There is a very large literature on the sociology of risk-taking these days. Much of this writing focuses on risk as a negative concept, something dangerous or hazardous which must be avoided. One important aspect of risk-taking however, is the pleasures and emotional intensities some people may experience when voluntarily taking risks.
The work of Stephen Lyng using the concept of ‘edgework’ explores the reasons why people take risks as part of leisure activities. The concept of edgework incorporates the notion that voluntary risk-taking activities are about exploring the edges that exist along cultural boundaries. These boundaries may include those between sanity and insanity, consciousness and unconsciousness and life and death.
Edgework involves skilful practices combined with emotional intensity. But the emotional dimension of voluntary risk-taking is more complex than simply involving the desire to incite intense emotions. Emotions such as fear, excitement and anxiety are central to edgework, but so are their control. Mental toughness, the ability to master and control the fear that one is experiencing and keep calm so as to avoid physical harm or death, is an integral aspect of edgework. When risk-takers are able to exert mastery over emotions that are viewed as negative, they experience heightened feelings of control.
Smith (2005) gives the example of white-water kayaking, in which it is important to maintain control over fear so that the kayak will stay afloat and will be able navigate the hazards of the water it is traversing. Smith claims that it is the individual’s awareness of maintaining this control despite the almost overwhelming embodied sensations of fear and excitement, which produces the sense of elation that risk-takers seek.
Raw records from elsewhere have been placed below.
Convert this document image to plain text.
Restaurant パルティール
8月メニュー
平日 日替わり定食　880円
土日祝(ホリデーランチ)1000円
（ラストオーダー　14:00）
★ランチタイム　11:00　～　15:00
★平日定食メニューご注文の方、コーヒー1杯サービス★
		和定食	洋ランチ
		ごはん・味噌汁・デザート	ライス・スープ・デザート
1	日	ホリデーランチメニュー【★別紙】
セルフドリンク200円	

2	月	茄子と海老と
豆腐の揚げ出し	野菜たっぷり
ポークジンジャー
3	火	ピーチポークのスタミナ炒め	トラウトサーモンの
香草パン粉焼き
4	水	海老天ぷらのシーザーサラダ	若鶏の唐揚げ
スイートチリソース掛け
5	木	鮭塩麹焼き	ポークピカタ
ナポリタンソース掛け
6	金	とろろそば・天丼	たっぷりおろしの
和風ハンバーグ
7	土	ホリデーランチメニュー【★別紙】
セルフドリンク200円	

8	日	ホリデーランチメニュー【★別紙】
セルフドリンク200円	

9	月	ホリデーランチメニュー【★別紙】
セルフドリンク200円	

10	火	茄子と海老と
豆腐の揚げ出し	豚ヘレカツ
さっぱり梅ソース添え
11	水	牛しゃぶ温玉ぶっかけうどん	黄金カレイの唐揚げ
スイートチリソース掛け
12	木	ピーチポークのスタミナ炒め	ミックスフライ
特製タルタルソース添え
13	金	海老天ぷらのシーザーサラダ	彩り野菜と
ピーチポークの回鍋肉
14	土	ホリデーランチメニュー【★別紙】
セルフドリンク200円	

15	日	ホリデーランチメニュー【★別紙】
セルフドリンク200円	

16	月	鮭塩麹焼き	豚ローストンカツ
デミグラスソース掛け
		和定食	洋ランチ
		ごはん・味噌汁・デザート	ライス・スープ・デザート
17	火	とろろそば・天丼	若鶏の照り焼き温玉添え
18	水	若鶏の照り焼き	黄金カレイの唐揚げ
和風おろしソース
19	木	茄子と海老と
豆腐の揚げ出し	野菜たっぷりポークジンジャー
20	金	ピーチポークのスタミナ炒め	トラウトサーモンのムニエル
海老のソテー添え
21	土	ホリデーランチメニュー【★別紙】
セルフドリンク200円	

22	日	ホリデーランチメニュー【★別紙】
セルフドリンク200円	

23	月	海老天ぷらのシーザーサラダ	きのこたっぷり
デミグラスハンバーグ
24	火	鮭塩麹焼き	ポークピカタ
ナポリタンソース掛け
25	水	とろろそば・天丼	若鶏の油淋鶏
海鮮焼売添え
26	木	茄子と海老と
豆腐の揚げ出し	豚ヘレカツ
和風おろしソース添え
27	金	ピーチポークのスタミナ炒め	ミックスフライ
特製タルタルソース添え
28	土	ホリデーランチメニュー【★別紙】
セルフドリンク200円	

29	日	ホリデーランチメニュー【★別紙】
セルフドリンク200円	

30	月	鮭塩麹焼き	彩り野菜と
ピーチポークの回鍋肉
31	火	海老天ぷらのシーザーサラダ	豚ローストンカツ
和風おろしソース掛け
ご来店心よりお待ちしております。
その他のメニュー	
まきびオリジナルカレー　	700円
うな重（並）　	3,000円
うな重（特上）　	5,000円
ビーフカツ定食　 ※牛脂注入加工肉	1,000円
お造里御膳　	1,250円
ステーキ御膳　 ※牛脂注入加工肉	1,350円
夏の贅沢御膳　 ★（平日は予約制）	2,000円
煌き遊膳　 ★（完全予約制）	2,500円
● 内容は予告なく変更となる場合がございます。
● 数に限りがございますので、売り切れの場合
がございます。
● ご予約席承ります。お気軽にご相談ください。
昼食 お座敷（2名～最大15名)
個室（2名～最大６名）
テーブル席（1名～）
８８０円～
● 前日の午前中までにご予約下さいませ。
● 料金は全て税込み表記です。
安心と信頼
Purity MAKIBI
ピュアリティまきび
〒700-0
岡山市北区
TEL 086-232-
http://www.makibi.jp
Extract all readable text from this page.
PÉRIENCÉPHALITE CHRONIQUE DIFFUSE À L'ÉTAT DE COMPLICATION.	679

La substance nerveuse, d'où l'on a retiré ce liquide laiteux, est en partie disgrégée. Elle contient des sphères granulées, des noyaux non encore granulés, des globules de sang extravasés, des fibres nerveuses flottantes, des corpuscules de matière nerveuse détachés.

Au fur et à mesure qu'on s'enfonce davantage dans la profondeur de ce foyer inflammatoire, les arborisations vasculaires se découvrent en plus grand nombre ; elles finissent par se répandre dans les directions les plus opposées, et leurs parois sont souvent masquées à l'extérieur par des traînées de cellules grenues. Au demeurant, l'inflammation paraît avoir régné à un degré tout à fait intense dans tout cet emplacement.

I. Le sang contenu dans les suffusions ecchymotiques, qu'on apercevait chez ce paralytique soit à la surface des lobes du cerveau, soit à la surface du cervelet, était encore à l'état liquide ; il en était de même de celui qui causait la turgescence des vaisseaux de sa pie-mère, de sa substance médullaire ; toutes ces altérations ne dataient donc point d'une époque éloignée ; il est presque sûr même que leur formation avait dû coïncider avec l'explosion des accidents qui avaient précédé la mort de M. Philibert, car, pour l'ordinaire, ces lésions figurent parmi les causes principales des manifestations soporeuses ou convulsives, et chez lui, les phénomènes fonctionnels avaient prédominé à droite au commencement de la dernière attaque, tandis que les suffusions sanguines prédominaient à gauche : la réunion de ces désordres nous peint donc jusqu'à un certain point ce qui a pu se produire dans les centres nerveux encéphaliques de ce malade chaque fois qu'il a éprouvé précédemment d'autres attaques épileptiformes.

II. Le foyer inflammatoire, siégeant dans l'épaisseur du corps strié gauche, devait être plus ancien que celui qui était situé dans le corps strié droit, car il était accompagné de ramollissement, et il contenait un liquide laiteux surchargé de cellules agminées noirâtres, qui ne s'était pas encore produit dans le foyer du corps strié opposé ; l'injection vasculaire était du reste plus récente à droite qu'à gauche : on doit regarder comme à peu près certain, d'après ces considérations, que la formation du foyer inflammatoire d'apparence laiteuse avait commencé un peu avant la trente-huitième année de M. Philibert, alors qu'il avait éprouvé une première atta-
Lyng and Matthews (2007) similarly note that what is deemed important for voluntary risk-takers is not to override fear but to acknowledge its presence and convert it into something that is sensually appealing. This involves an acceptance of fear combined with confidence that one can act skilfully to avoid accident or death. This combination of intense emotional arousal and focused attention leads to edgeworkers experience alterations in perception of time and space, feelings of hyerreality which leads to a sense of the experience as deeply authentic, as feeling truly alive. Edgeworkers commonly describe a sense of blurring of the boundaries between themselves and the technologies under their control (kayaks, climbing ropes, parachutes, racing cars, motor cycles and so on), so that they have a sense of ‘being one with their machines’.
Edgework can represent both a challenge to limits, everyday routines and social expectations, but paradoxically, may also be an expression of dominant institutional demands and imperatives. To be entrepreneurial in the business world, for example, people are expected to voluntarily take risks to increase productivity and profits. Thus there may be said to be a degree of synergy between the skills, competencies and symbolic resources engendered via participation in edgework practices and the demands of late modernity. Edgework is simultaneously part of efforts to transcend institutional imperatives in some contexts (dangerous leisure activities, for example) and in others a vital dimension of conforming to these imperatives. As Lyng (2005) notes, while these two sides of edgework may seem to be contradictory, they may also be viewed as complementary. The skills and expertise derived from leisure-based risk-taking practices may be employed to win success in the workplace.
Lyng, S. (2005) Edgework and the risk-taking experience. In Lyng, S. (ed), Edgework: The Sociology of Risk-Taking. New York: Routledge, pp. 17—49.
Lyng, S. and Matthews, R. (2007) Risk, edgework, and masculinities. In Hannah-Moffat, K. and O’Malley, P. (eds), Gendered Risks. Milton Park: Routledge-Cavendish, pp. 75—98.
Smith, C. (2005) Financial edgework: trading in market currents. In Lyng, S. (ed), Edgework: The Sociology of Risk-Taking. New York: Routledge, pp. 187—200.